Faire le choix de l’incivisme

S’il y a bien un terrain sur lequel les révolutionnaires se positionnent de façon tactique, c’est celui des élections. Pour ce second tour, Lutte Ouvrière se prononce « contre l’ennemie mortelle des travailleurs [et] contre le valet du grand capital », mais finit par appeler à voter blanc. Pourquoi tant de civisme face à un système pour lequel ne compte, au final, que les suffrages exprimés et, à la marge, le taux d’abstention ?

C’est bien là tout le problème. C’est d’ailleurs en raison de cet aspect absolument anti-démocratique du système que plusieurs candidats, de Mélenchon à Dupont-Aignan, appelaient, dans leur programme, à ce que le vote blanc ou nul soit reconnu et comptabilisé. Au final, le bulletin blanc, c’est tout bénéf’ pour les candidats du système : ça ne mord pas sur le taux d’abstention, qui indique, lui, à sa façon, le niveau de défiance ou d’indifférence existant vis-à-vis d’un système électoral aux mille obstacles anti-démocratiques. Les votes blanc et nuls, eux, n’entrent pas dans le décompte des scores tels qu’ils sont présentés à l’issue du scrutin.

Dans l’hypothèse où, dans un front commun, les organisations du monde du travail et de la jeunesse opposés à la fille du borgne et à l’ex-banquier auraient déployé dans un certain nombre de bureaux représentatifs des scrutateurs pour faire un décompte officieux des votes exprimant la colère du monde du travail qui aurait pu se traduire dans un bulletin propre appelant à battre Macron et Le Pen, l’appel au vote nul aurait eu un sens. Mais dans le cadre actuel, la position de LO interpelle. Cela pose, en dernière instance, le rapport des révolutionnaires vis-à-vis des institutions de la bourgeoisie, de ses codes, de ses procédures et des multiples pressions au civisme et au respect des normes qu’elles génèrent.

Dans le passé déjà, en 2007, LO avait appelé, au second tour, à voter pour Ségolène Royal, alors que ses militants, à commencer par Nathalie Arthaud, se faisaient élire sur des listes d’union de la gauche et n’ont jamais dérogé sur les votes en conseil, que ce soit dans le 93 ou dans le Rhône.

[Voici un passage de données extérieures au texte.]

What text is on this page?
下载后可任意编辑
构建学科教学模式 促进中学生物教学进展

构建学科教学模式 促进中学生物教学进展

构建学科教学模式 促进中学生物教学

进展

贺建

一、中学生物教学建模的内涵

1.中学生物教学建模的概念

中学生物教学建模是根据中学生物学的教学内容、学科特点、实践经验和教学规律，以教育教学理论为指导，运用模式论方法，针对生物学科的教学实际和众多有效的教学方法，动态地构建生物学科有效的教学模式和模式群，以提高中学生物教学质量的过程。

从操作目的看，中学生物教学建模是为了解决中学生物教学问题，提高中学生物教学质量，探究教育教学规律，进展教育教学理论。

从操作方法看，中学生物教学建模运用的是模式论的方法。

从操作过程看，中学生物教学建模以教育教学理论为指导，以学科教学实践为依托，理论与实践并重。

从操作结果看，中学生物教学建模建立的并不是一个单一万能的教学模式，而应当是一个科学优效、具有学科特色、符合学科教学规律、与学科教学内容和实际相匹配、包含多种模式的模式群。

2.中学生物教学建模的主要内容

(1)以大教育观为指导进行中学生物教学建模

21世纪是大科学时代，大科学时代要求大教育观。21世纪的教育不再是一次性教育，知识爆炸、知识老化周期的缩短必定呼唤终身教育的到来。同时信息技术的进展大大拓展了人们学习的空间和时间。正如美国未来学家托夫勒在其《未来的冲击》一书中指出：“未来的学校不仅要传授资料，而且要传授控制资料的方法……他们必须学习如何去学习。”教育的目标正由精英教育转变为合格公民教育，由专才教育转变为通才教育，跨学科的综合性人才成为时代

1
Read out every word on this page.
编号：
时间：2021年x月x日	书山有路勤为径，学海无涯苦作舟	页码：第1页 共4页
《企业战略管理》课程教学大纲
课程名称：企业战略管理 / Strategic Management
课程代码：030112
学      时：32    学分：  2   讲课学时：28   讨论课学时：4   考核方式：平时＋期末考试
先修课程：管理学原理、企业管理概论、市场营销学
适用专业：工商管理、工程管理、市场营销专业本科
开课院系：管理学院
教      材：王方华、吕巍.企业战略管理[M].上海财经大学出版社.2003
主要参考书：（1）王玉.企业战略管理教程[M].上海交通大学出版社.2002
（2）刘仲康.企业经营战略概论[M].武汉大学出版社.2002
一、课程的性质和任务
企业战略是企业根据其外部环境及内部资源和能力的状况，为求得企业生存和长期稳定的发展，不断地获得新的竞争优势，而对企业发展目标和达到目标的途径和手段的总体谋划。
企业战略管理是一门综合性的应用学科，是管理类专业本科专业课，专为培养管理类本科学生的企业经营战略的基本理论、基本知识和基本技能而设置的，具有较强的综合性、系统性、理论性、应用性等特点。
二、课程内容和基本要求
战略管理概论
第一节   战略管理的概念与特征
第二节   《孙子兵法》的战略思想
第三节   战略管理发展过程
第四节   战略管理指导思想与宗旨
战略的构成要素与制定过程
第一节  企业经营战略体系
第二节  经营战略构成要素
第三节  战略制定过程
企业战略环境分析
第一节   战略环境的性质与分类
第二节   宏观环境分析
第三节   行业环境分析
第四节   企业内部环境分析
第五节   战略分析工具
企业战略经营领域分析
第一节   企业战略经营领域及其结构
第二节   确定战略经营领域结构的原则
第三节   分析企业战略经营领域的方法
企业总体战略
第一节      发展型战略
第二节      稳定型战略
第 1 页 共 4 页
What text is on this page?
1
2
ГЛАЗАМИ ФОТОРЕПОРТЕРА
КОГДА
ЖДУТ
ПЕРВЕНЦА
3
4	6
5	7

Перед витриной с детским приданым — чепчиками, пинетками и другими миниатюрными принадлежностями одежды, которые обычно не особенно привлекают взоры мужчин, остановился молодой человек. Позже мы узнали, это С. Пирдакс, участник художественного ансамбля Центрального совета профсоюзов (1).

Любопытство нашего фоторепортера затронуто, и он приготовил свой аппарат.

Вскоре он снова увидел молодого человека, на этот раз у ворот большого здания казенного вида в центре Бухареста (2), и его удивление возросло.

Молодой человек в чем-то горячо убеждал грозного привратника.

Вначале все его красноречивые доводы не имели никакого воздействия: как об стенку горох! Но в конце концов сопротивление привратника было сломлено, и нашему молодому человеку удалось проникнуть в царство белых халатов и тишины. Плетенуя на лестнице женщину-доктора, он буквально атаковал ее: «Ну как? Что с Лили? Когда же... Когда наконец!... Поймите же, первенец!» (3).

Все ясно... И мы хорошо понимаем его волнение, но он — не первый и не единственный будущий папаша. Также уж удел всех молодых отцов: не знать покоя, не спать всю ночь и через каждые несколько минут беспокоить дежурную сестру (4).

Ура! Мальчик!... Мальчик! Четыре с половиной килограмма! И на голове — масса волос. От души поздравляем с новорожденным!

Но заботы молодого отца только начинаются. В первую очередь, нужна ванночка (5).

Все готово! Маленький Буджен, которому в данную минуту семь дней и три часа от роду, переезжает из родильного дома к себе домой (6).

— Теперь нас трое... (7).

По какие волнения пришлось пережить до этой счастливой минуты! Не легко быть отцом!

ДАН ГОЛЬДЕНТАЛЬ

On sait combien le vote d’un budget municipal est loin d’être neutre, tout comme le fait, par exemple, de valider un arrêté municipal anti-Rrom lorsque l’on continue à siéger avec la majorité « de gauche » du maire qui l’a édicté.

Lors du pseudo-débat à 11, lors des tours de passage des candidats, Nathalie Arthaud avait par ailleurs reconnu que l’état d’urgence, « dans un premier temps », avait pu avoir une utilité. Lorsque l’on sait à quoi il a servi et que la militarisation renforcée par Hollande n’a contribué qu’à faire le lit du tout-sécuritaire, on peut être perplexe. Sur cette question, d’ailleurs, Lutte Ouvrière avait refusé de maintenir son appel à la manifestation contre l’état d’urgence du 29 novembre 2016, à Paris, interdite par la Préfecture de police et à la suite de laquelle 317 militants et militantes d’extrême gauche et écologistes ont été raflés.

Dans le sillage des manifestations policières de l’automne dernier, LO a même tenté de dialoguer avec la colère de ceux qui ne seraient, au final, que de « petits fonctionnaires ». Le livret de campagne de sa candidate va, d’ailleurs, dans le même sens. Ce n’est pas un hasard, donc, si LO se risque à la redondance dans l’édito du 1er mai en invitant à laisser le vote FN aux « policiers racistes ». Comme si l’un, structurellement, et indépendamment des individus qui composent la police, ne pouvait aller sans l’autre.

Ainsi, au lieu de faire un appel à la seule position antisystème qui existe, dans le cadre électoral actuel, à savoir celui de l’abstention, défendue dans la rue, dans la manif du 1ermai, dans les discussions sur les lieux de travail, par des centaines de milliers de jeunes, de salariés, d’électeurs et de militants du PCF, de la CGT, de la France Insoumise, LO a donc invitè à voter blanc.

C’est une fleur qui est faite au système, alors qu’il faut que pas une voix n’aille au FN, que Macron ne soit pas élu avec un score de dictateur, pour reprendre l’expression d’Arlette Laguiller en 2002, lors du second tour Chirac-Le Pen, et que, par conséquent, l’abstention soit la plus élevée possible. C’est la seule façon pour dire que, dès le 8 mai, c’est dans la rue, dans les boites et sur nos lieux de travail, que ça va se passer.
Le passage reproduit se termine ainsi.